Młodzi ludzie skłaniają się ku prostytucji, by spłacić długi
Coraz więcej ludzi przed 35. rokiem życia, bez stałego dochodu ale za to z ogromnymi długami, wybiera pewien rodzaj prostytucji – pisze Bussines Insider.
15.11.2017 | aktual.: 15.11.2017 16:51
Zalogowani mogą więcej
Możesz zapisać ten artykuł na później. Znajdziesz go potem na swoim koncie użytkownika
SeekingArrangement, niczym Tinder, łączy ze sobą ludzi, jednak tutaj spotkania częściej kończą się w łóżku. W zasadach korzystania z serwisu określone jest, że "sugar babies" oczekują korzyści finansowych, a "sugar dadies and mamas" czegoś ekstra. Termin "sugar daddy" nie pozostawia złudzeń, że w tej transakcji chodzi o współżycie, chociaż często tym "znajomościom" towarzyszą też wspólne wyjścia do restauracji, wakacje i weekendowe wypadu.

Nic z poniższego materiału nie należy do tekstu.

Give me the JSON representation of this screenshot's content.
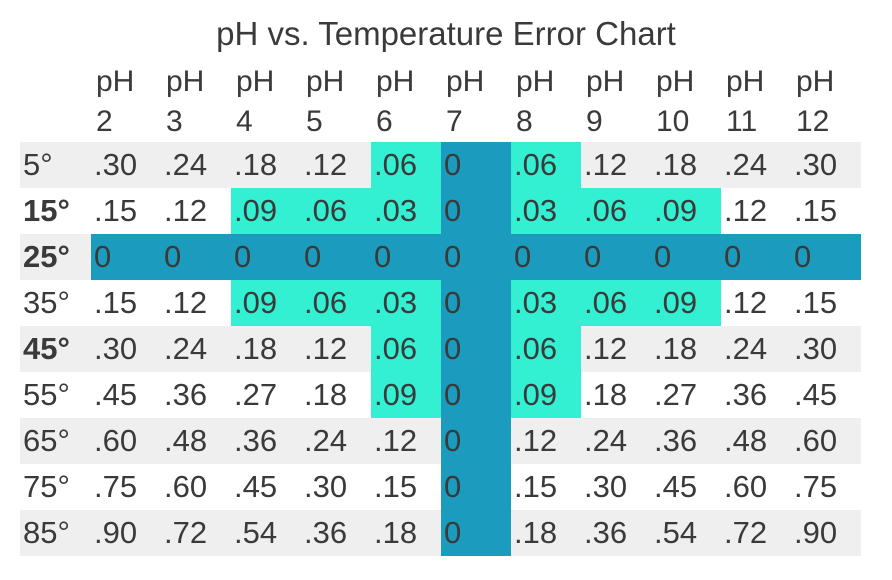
{
  "chart_data": {
    "type": "table",
    "title": "pH vs. Temperature Error Chart",
    "columns": [
      "pH 2",
      "pH 3",
      "pH 4",
      "pH 5",
      "pH 6",
      "pH 7",
      "pH 8",
      "pH 9",
      "pH 10",
      "pH 11",
      "pH 12"
    ],
    "column_headers": [
      [
        "pH",
        "2"
      ],
      [
        "pH",
        "3"
      ],
      [
        "pH",
        "4"
      ],
      [
        "pH",
        "5"
      ],
      [
        "pH",
        "6"
      ],
      [
        "pH",
        "7"
      ],
      [
        "pH",
        "8"
      ],
      [
        "pH",
        "9"
      ],
      [
        "pH",
        "10"
      ],
      [
        "pH",
        "11"
      ],
      [
        "pH",
        "12"
      ]
    ],
    "rows": [
      {
        "label": "5°",
        "values": [
          ".30",
          ".24",
          ".18",
          ".12",
          ".06",
          "0",
          ".06",
          ".12",
          ".18",
          ".24",
          ".30"
        ]
      },
      {
        "label": "15°",
        "values": [
          ".15",
          ".12",
          ".09",
          ".06",
          ".03",
          "0",
          ".03",
          ".06",
          ".09",
          ".12",
          ".15"
        ]
      },
      {
        "label": "25°",
        "values": [
          "0",
          "0",
          "0",
          "0",
          "0",
          "0",
          "0",
          "0",
          "0",
          "0",
          "0"
        ]
      },
      {
        "label": "35°",
        "values": [
          ".15",
          ".12",
          ".09",
          ".06",
          ".03",
          "0",
          ".03",
          ".06",
          ".09",
          ".12",
          ".15"
        ]
      },
      {
        "label": "45°",
        "values": [
          ".30",
          ".24",
          ".18",
          ".12",
          ".06",
          "0",
          ".06",
          ".12",
          ".18",
          ".24",
          ".30"
        ]
      },
      {
        "label": "55°",
        "values": [
          ".45",
          ".36",
          ".27",
          ".18",
          ".09",
          "0",
          ".09",
          ".18",
          ".27",
          ".36",
          ".45"
        ]
      },
      {
        "label": "65°",
        "values": [
          ".60",
          ".48",
          ".36",
          ".24",
          ".12",
          "0",
          ".12",
          ".24",
          ".36",
          ".48",
          ".60"
        ]
      },
      {
        "label": "75°",
        "values": [
          ".75",
          ".60",
          ".45",
          ".30",
          ".15",
          "0",
          ".15",
          ".30",
          ".45",
          ".60",
          ".75"
        ]
      },
      {
        "label": "85°",
        "values": [
          ".90",
          ".72",
          ".54",
          ".36",
          ".18",
          "0",
          ".18",
          ".36",
          ".54",
          ".72",
          ".90"
        ]
      }
    ],
    "bold_rows": [
      1,
      2,
      4
    ],
    "neutral_row": 2,
    "neutral_column": 5,
    "highlight_threshold": 0.1,
    "colors": {
      "neutral": "#1b9bbd",
      "highlight": "#33f0d2",
      "stripe": "#efefef",
      "text": "#3a3a3a"
    }
  }
}
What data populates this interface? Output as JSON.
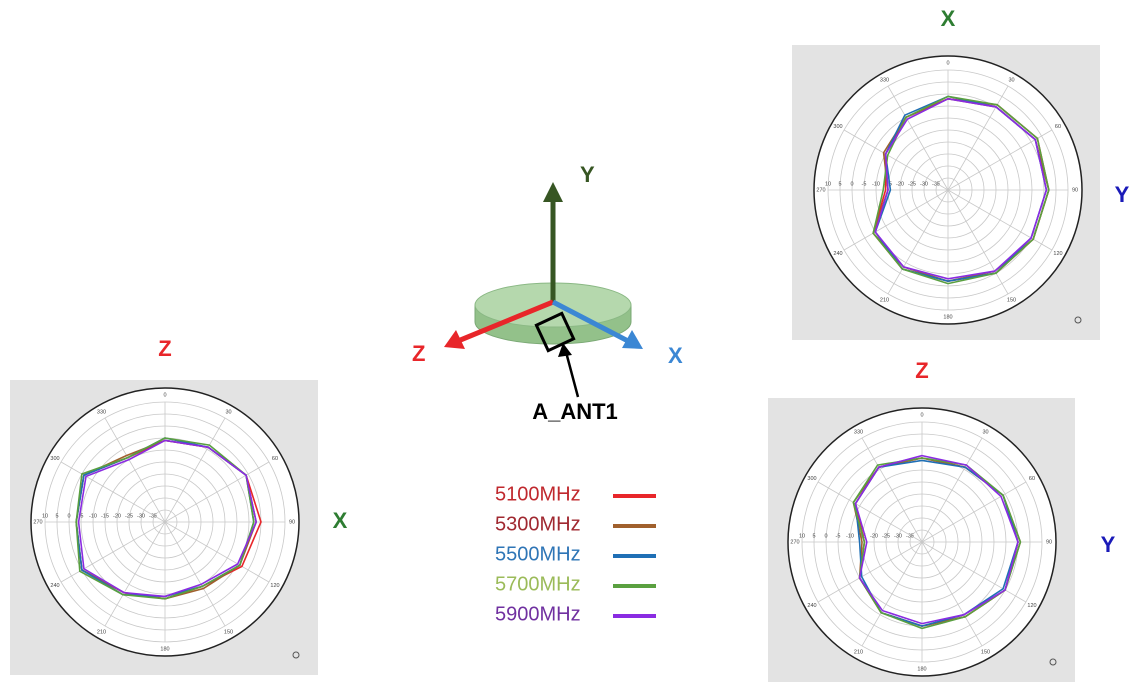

Można by powiedzieć, że skoro dwoje dorosłych ludzi umawia się na taki układ to nic nam do tego i nie ma czym się bulwersować. I była by to prawda gdyby nie fakt, że 25 proc. "sugar babies" to młodzi ludzie, którzy decydują się na ten krok, aby spłacić długi z pożyczek studenckich.
Gdy serwis SeekingArrangement zobaczył w 2016 roku, że coraz więcej kont zakładanych jest z adresów uniwersyteckich ruszył z kampanią: Sugar Baby University, skierowaną do studentów, tych aktywnych jak i tych potencjalnych.
Kredyty studenckie nie są w Polsce tak dużym problemem jak w Stanach Zjednoczonych. Za oceanem całkowity dług posiadany przez ludzi do 35. Roku życia szacowany jest na 1,3 biliona dolarów. Młodzi ludzie wpadają w pułapkę nisko lub w ogóle nieoprocentowanych kredytów, które mogą spłacać dopiero po zakończeniu nauki. W ten sposób wielu z nich zaczyna dorosłe życie z długami przekraczającymi 100 tys. dolarów.